Jika kita mundur sedikit, melihat contoh kasus seperti korupsi yang dilakukan oleh Nazarudin, Anas Urbaningrum, Ratu Atut atau Artalyta, yang semuanya tidak mampu menyentuh tokoh puncak pimpinan kejahatan.
Maka tidak salah jika banyak orang yang mengatakan bahwa semua yang kena sebenarnya sedang apes dan mengalami musibah. Bahkan jika secara ekstrem bisa dibilang mereka cuma pion yang harus dikorbankan untuk melindungi tokoh yang lebih tinggi lagi.
Pada kasus pencatutan nama presiden dan wakil presiden yang saat ini menghebohkan jagat Nusantara. Sejak terkuaknya kasus itu, sebelum masa persidangan dimulai saja, publik sudah dibuat terbelah menjadi banyak pendapat.
Banyak yang berpendapat Setya Novanto memang salah, ada yang berpendapat pelapor/pengadu Sudirman Said punya maksud tersembunyi, ada juga yang menyebut Luhut dan lain sebagainya. Tapi mirisnya adalah pendapat saya sendiri yaitu semua akan berujung dengan politik “TELETUBBIES” yaitu “CIPIKA CIPIKI dan BERPELUKAN”.
Ketika ada berita tentang Papa Minta Saham, saya tidak kaget, heran atau bingung, karena sudah sependek pengetahuan saya, sering terjadi pejabat minta saham kosong pada satu perusahaan. Begitu juga para pencari berita yang aktif dilapangan, pasti lebih tahu lagi soal ini.
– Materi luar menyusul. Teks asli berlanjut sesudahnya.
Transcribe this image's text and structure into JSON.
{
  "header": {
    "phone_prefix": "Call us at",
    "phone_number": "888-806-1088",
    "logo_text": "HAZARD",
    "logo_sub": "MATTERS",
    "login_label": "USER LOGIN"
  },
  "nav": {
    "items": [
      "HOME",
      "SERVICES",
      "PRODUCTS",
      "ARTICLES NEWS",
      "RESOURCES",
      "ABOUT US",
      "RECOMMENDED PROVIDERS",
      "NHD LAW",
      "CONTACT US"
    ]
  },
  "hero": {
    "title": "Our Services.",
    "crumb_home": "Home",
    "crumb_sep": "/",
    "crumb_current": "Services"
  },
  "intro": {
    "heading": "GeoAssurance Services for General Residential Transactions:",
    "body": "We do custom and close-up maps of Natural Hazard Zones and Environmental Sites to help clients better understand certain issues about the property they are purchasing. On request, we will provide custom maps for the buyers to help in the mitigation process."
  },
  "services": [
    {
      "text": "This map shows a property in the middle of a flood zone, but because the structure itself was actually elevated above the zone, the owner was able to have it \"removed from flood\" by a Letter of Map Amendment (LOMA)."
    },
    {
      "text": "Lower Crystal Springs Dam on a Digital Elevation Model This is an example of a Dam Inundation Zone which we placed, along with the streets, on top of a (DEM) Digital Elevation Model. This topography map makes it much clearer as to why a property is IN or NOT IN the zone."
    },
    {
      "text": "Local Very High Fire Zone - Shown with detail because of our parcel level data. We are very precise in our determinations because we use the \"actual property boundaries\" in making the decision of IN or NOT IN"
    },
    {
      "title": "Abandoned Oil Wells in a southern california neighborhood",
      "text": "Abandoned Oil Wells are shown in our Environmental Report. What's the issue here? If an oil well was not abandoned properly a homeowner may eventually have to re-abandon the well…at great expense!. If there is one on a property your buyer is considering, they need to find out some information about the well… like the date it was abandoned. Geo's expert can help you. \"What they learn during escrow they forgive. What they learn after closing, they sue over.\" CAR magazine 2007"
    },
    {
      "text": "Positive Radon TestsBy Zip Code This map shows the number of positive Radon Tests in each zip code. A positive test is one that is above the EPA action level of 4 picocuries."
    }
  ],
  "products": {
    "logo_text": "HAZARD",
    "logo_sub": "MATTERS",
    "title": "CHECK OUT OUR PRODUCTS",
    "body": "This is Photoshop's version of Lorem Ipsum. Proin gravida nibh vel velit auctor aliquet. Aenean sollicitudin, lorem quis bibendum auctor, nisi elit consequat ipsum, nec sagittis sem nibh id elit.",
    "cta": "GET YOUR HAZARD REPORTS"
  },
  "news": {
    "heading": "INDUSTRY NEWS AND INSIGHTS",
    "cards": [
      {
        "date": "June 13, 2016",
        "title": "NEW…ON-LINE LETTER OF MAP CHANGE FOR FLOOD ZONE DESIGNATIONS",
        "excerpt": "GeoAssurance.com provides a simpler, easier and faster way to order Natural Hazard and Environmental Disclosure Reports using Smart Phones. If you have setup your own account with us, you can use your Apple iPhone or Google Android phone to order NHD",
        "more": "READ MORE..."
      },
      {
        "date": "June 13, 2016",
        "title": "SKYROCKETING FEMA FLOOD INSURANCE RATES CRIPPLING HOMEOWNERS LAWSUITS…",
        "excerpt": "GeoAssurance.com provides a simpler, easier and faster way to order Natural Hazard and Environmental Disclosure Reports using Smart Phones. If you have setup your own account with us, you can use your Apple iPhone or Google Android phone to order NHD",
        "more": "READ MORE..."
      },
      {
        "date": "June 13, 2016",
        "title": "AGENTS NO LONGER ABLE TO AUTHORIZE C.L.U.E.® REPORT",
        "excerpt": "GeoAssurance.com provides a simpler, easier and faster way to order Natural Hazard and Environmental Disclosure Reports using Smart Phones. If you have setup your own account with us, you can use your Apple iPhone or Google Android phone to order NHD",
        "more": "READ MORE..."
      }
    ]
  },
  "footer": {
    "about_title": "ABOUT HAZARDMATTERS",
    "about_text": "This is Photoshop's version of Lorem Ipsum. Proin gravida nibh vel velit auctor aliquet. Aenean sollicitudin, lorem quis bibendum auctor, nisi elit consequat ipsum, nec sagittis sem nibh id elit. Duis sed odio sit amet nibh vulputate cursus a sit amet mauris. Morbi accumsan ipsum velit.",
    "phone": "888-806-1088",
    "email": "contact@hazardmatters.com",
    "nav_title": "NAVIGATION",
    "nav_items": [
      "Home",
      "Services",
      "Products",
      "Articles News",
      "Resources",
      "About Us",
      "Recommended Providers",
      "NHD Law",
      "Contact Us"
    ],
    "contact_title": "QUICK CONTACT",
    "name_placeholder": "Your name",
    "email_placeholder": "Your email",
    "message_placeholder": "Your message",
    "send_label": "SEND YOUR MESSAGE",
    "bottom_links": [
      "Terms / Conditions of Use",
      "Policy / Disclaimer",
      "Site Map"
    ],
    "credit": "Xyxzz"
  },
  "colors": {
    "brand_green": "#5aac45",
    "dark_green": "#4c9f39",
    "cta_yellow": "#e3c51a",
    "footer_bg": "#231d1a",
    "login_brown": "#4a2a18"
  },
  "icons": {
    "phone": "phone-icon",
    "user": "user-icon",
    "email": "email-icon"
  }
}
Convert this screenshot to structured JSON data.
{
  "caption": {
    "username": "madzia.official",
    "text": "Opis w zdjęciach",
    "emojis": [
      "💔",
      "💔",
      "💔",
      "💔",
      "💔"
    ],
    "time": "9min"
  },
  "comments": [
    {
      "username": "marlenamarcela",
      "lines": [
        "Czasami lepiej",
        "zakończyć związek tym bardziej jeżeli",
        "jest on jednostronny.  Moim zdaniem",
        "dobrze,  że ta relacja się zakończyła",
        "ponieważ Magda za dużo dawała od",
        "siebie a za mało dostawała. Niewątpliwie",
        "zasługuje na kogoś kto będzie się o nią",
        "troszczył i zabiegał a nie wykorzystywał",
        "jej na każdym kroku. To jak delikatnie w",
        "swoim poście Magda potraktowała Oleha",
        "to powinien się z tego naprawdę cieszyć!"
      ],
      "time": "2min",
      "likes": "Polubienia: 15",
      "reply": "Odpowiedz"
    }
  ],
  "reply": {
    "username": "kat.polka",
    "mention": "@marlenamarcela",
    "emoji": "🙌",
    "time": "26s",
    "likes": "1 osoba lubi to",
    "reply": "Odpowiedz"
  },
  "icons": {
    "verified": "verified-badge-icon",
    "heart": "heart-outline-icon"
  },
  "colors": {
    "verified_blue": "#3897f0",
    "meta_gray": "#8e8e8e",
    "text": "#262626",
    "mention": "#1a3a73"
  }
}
Hanya saja, untuk membuktikan pejabat minta saham bukan perkara mudah. (seperti yang sudah saya tulis diatas)
Yang menjadi masalah itu sekarang menjadi besar dan sangat heboh, pejabat tinggi negara yang meminta saham, dianggap membawa serta (mencatut) nama presiden dan wakil presiden yang notabene berada dalam kubu politik yang berseberangan.
Makanya, kenapa kasus ini erat tarik menarik dukungan politik dan penuh lobi lobi politik. Dan mengapa kasus ini lebih dulu disidang dalam kode etik DPR yang penuh unsur politiknya, bukan langsung ke ranah hukum. (bisa juga dilihat sikap Luhut yang seakan tidak perduli)
Karena sangat jelas bahwa kasus ini adalah kasus politik, seperti yang dikatakan Menko Kemaritiman dan Sumber Daya, Rizal Ramli, bahwa ini sinetron antar geng atau dua kubu istana yang berebut kue.
Dianggap mencatut nama presiden dan wakil presiden itu hanya salah satu celah yang bisa memperkarakan Setya Novanto.
Ini sedikit cuplikan percapakannya.
(MR: Pak, kalau gua, gua bakal ngomong ke Pak Luhut janganlah ambil 20%, ambillah 11% kasihlah Pak JK 9%. Harus adil, kalau enggak ribut.)